Unraveling data with Spark using deep learning and other algorithms from machine learning

Vartika Singh (Cloudera), Jeffrey Shmain (Cloudera)
1:30pm5:00pm Tuesday, December 5, 2017
Machine Learning, Spark and beyond
Location: 321/322

Who is this presentation for?

  • Data scientists and analysts, programmers, and software engineers

Prerequisite knowledge

  • Experience with machine learning, Scala, Java, and Python

Materials or downloads needed in advance

  • A laptop

What you'll learn

  • Learn approaches for applying machine learning and deep learning algorithms that leverage Spark and other open source libraries


Data analysis has come a long way in terms of dealing with both the size and the complexity of the data itself. Vartika Singh and Jeffrey Shmain walk you through various approaches to unraveling the underlying patterns in the data leveraging Spark, machine learning, and related technologies.

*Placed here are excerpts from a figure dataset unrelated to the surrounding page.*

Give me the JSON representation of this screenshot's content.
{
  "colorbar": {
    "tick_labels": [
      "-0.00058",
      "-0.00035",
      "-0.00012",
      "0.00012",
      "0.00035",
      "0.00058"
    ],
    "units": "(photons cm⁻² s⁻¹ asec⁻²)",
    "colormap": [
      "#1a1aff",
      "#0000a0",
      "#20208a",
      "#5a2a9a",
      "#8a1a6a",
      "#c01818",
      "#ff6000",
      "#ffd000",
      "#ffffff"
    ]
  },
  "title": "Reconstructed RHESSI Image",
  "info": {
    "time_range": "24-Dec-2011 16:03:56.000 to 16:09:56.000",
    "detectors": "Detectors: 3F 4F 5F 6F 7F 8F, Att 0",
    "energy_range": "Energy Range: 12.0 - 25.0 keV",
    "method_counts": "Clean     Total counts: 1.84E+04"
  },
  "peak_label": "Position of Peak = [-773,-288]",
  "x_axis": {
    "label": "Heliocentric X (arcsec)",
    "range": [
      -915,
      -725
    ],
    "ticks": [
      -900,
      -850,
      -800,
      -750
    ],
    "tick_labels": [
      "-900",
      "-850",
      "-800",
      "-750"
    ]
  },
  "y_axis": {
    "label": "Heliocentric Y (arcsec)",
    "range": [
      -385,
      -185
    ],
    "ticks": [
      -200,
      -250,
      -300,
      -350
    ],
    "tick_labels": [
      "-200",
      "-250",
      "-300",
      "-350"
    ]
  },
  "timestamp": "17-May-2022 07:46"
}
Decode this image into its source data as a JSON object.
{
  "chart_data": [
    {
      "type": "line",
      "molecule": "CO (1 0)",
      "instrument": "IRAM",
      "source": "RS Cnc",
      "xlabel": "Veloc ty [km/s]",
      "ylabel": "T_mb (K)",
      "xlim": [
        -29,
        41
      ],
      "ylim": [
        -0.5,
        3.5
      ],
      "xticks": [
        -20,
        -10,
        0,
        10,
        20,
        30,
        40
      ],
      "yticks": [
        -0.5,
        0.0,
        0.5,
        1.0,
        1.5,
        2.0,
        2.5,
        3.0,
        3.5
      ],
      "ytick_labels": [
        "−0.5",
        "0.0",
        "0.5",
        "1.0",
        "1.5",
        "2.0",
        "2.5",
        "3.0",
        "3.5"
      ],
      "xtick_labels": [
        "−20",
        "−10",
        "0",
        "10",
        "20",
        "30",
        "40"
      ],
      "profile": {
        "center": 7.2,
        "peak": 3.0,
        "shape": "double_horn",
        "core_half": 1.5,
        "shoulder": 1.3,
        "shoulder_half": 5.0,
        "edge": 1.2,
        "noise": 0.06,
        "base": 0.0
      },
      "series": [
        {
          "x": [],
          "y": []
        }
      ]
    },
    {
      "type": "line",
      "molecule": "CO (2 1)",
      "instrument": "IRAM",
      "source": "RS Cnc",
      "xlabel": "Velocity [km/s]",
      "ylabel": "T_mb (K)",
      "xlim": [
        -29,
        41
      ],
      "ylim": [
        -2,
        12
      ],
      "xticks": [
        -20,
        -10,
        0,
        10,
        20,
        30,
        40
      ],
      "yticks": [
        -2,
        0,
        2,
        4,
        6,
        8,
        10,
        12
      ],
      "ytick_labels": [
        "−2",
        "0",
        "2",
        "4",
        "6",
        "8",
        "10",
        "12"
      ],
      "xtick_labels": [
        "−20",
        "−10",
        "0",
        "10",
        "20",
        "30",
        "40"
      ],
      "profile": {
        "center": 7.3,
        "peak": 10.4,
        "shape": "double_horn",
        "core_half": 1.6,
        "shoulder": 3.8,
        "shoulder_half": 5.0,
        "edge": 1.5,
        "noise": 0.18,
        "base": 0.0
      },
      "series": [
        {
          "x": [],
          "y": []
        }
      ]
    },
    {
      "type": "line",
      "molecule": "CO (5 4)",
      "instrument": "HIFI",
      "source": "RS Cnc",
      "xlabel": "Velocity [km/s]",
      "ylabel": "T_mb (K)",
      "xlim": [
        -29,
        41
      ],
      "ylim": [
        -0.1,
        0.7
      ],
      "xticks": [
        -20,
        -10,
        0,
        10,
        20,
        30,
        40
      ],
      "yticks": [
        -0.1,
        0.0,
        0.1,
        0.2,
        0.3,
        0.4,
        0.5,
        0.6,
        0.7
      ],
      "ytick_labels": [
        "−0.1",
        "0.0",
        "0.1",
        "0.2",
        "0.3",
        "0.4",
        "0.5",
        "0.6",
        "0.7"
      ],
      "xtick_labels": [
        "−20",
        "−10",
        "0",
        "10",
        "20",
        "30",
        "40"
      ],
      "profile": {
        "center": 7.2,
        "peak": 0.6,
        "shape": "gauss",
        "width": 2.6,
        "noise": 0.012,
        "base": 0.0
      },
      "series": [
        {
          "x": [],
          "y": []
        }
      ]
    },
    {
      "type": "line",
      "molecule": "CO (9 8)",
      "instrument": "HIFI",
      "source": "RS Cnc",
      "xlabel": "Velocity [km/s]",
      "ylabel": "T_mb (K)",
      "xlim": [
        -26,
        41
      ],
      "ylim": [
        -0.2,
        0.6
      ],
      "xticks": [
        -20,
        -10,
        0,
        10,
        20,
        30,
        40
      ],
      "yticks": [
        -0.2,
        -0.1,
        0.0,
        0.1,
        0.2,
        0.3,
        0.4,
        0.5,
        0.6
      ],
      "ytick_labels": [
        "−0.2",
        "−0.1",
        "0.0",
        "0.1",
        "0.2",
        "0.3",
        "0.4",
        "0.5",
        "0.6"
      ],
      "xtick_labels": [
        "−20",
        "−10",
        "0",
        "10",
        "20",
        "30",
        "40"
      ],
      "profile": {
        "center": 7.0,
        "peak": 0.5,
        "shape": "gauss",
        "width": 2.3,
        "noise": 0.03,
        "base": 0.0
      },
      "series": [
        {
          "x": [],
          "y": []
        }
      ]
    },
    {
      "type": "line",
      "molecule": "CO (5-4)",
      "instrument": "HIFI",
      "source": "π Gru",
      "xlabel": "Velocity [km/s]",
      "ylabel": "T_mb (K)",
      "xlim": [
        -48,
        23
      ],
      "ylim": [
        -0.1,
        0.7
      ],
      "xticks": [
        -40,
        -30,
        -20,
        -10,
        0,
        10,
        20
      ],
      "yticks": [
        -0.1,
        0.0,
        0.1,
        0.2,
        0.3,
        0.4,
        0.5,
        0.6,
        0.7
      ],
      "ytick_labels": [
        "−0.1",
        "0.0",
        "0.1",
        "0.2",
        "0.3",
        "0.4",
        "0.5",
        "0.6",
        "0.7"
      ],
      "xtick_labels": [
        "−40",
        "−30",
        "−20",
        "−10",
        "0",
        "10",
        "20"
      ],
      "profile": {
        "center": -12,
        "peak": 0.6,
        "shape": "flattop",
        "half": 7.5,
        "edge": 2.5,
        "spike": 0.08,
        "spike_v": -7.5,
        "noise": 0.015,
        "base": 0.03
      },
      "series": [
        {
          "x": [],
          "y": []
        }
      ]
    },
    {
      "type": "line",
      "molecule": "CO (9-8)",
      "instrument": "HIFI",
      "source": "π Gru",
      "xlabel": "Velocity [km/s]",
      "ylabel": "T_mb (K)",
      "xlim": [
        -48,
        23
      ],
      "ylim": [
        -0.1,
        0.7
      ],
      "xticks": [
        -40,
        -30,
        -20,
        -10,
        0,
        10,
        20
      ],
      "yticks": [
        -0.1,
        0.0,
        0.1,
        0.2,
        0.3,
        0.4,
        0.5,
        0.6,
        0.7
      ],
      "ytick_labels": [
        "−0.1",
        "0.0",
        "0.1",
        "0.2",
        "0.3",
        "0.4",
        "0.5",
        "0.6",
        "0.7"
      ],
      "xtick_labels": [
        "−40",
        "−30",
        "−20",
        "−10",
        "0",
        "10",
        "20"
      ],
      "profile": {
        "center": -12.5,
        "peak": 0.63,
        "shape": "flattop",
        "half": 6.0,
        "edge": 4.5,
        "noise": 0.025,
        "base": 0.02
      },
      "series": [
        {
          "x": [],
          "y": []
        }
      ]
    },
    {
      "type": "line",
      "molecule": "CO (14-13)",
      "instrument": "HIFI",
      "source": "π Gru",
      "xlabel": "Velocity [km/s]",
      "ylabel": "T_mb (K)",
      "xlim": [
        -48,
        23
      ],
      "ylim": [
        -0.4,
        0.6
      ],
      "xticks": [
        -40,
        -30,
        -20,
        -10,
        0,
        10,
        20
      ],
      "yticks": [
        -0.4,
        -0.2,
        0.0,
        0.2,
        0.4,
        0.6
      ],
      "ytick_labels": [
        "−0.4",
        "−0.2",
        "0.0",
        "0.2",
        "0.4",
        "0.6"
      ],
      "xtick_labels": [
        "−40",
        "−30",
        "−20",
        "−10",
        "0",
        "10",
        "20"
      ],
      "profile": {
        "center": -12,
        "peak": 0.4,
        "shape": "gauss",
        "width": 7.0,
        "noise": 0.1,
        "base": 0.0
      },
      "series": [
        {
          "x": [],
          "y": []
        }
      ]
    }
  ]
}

Along the way, Vartika and Jeff discuss common issues encountered as the data and model sizes grow and demonstrate how to solve analytical problems using deep learning frameworks Caffe and TensorFlow on a Spark cluster.

Topics include:

  • Data preprocessing
  • Clustering
  • Classification
  • Deep learning
Photo of Vartika Singh

Vartika Singh


Vartika Singh is a solutions architect at Cloudera with over 12 years of experience applying machine learning techniques to big data problems.

Photo of Jeffrey Shmain

Jeffrey Shmain


Jeff Shmain is a principal solutions architect at Cloudera. He has 16+ years of financial industry experience with a strong understanding of security trading, risk, and regulations. Over the last few years, Jeff has worked on various use-case implementations at 8 out of 10 of the world’s largest investment banks.